Costco (NASDAQ:COST) holds the title as the undisputed leader in the warehouse club sector. The company, beloved for its $1.50 hot dog meal that hasn’t gone up in price since it was introduced in 1985, has recently become one of the top suppliers of gold and silver in the United States. Costco is renowned for its consistent track record of growing revenue and, more important, earnings.
As such, investors must pay a premium for shares of Costco, reflecting its stable growth and strong market position. Currently, the stock is trading at 46 times forward earnings, which is near the upper end of its historical valuation range. This high valuation was a contributing factor to the stock’s 4% decline in March, even though the company reported year-over-year increases in both revenue and earnings.
Costco Raises Dividend By 14 Cents Despite Rising Inflation
Just when investors thought they might get a discount on COST stock due to the recent sell-off, Costco announced a dividend increase of 14 cents. The new quarterly dividend of $1.16 will be paid on May 10, 2024, to shareholders of record as of April 26, 2024.
Costco’s decision to raise its dividend was not unexpected; this increase marks the 20th consecutive year that the company has boosted its payout.
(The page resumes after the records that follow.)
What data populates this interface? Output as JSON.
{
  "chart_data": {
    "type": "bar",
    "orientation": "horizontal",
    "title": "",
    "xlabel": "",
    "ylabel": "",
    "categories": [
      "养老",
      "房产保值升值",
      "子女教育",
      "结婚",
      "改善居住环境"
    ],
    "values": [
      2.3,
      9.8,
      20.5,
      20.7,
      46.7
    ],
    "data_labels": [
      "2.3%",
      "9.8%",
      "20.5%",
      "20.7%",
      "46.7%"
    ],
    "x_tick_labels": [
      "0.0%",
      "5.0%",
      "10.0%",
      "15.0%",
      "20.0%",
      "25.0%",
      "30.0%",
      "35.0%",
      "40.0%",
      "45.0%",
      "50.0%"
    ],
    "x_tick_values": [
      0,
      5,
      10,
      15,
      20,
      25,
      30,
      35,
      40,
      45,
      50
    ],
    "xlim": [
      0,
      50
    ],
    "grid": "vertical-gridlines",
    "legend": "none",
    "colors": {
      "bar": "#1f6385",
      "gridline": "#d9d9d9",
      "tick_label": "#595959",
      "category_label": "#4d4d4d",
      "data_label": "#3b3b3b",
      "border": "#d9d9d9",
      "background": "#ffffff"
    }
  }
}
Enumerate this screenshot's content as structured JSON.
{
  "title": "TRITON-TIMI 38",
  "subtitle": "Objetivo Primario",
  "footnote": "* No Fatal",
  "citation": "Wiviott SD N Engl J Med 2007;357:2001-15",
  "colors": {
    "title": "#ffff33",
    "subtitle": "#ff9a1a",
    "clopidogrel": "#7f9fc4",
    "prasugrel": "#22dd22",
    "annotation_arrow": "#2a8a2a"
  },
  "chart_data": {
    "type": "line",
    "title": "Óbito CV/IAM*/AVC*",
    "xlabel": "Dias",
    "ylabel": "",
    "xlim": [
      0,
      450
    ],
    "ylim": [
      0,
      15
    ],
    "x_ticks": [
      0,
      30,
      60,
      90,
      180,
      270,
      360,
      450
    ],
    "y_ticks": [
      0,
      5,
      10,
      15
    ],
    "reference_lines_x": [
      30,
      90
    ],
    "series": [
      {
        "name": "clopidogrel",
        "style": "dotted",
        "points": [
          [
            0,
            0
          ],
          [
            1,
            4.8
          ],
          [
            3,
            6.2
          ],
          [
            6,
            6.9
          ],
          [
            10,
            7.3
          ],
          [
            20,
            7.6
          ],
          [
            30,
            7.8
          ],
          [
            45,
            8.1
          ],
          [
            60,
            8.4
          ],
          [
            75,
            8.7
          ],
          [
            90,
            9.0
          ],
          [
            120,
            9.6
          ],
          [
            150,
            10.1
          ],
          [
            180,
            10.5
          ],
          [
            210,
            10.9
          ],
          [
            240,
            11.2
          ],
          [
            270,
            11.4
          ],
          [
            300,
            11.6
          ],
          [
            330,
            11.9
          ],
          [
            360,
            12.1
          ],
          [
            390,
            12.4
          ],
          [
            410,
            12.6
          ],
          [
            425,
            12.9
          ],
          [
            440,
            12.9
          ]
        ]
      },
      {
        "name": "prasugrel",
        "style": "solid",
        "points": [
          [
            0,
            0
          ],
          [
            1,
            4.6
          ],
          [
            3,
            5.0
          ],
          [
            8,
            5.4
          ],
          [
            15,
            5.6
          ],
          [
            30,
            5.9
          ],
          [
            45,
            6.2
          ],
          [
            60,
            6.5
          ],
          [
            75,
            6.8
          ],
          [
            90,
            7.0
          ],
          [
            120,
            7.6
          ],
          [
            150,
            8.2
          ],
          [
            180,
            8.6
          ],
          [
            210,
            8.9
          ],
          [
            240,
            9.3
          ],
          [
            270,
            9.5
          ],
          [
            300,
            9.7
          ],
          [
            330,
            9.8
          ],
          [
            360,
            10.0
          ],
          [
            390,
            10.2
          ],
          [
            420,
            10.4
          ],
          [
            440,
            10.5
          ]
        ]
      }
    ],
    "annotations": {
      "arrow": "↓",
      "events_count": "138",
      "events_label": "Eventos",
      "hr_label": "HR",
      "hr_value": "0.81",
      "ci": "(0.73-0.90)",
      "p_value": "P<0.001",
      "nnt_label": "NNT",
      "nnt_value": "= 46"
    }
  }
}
With a payout ratio of around 26%, Costco’s dividend remains one of the most secure in the market.
The increase of 14 cents represents a 13% rise from the previous year, and this comes on top of a $15 special dividend paid to investors in December 2023.
However, the significant aspect of this news is not just the amount of the dividend increase but its timing. Costco is voluntarily raising its dividend by 13% at a time when inflation, although lower than in 2022, is still trending above the Federal Reserve’s preferred 2% target rate.
What implications does this have? First, it suggests that Costco does not anticipate a decrease in consumer spending. If it did, the company would likely retain more cash on its balance sheet to mitigate potential financial headwinds.
Second, by boosting the dividend substantially, Costco is signaling to investors that it is confident about its future earnings growth
If It Was Easy, More Companies Would Do It
Costco benefits from a unique business model where customers pay a subscription fee to enter the store and shop. This model serves two significant purposes. First, the subscription fees contribute directly to Costco’s bottom line—an immediate and clear benefit for potential investors.
Second, the model ensures a degree of customer loyalty. Typically, the only reason members cancel their membership is if they feel they are not using it enough to justify the annual cost. In the case of Costco, the sustained membership renewal rates indicate that customers see substantial value in their subscriptions and are willing to pay more to continue accessing Costco’s services and products.
I’d call that a moat, even if some would disagree. And that’s another reason to invest in COST stock.
But Is COST Stock A Buy Right Now?
Should you invest in Costco stock for its dividend? Probably not. While Costco’s dividend is appealing, there are stocks with higher yields available if collecting dividends is your main investment goal. Owning shares of Costco is somewhat analogous to owning shares of Apple (NASDAQ:AAPL); both companies have substantial cash reserves, making the dividend almost a secondary consideration. The dividend, while a nice bonus, is not the primary reason to invest in either company.
Continuing this comparison, Apple is currently having a challenging year, with investor concerns centered around revenue and earnings, potentially making AAPL stock look slightly undervalued. In contrast, Costco is experiencing a strong year, with no apparent worries from investors regarding its financial performance, leading some to argue that COST stock might be overvalued.
Another aspect to consider is the history of stock splits for both companies. Apple last split its stock in 2020, marking the fifth time doing so. Costco, on the other hand, hasn’t split its stock since 2000. Given that COST stock is trading at 46 times earnings and with a stock price well over $700, a potential stock split could be an additional way for Costco to reward its investors in 2024, possibly making the stock more accessible to a broader base of investors that would attract many new investors that have been sitting on the sidelines for years, if not decades.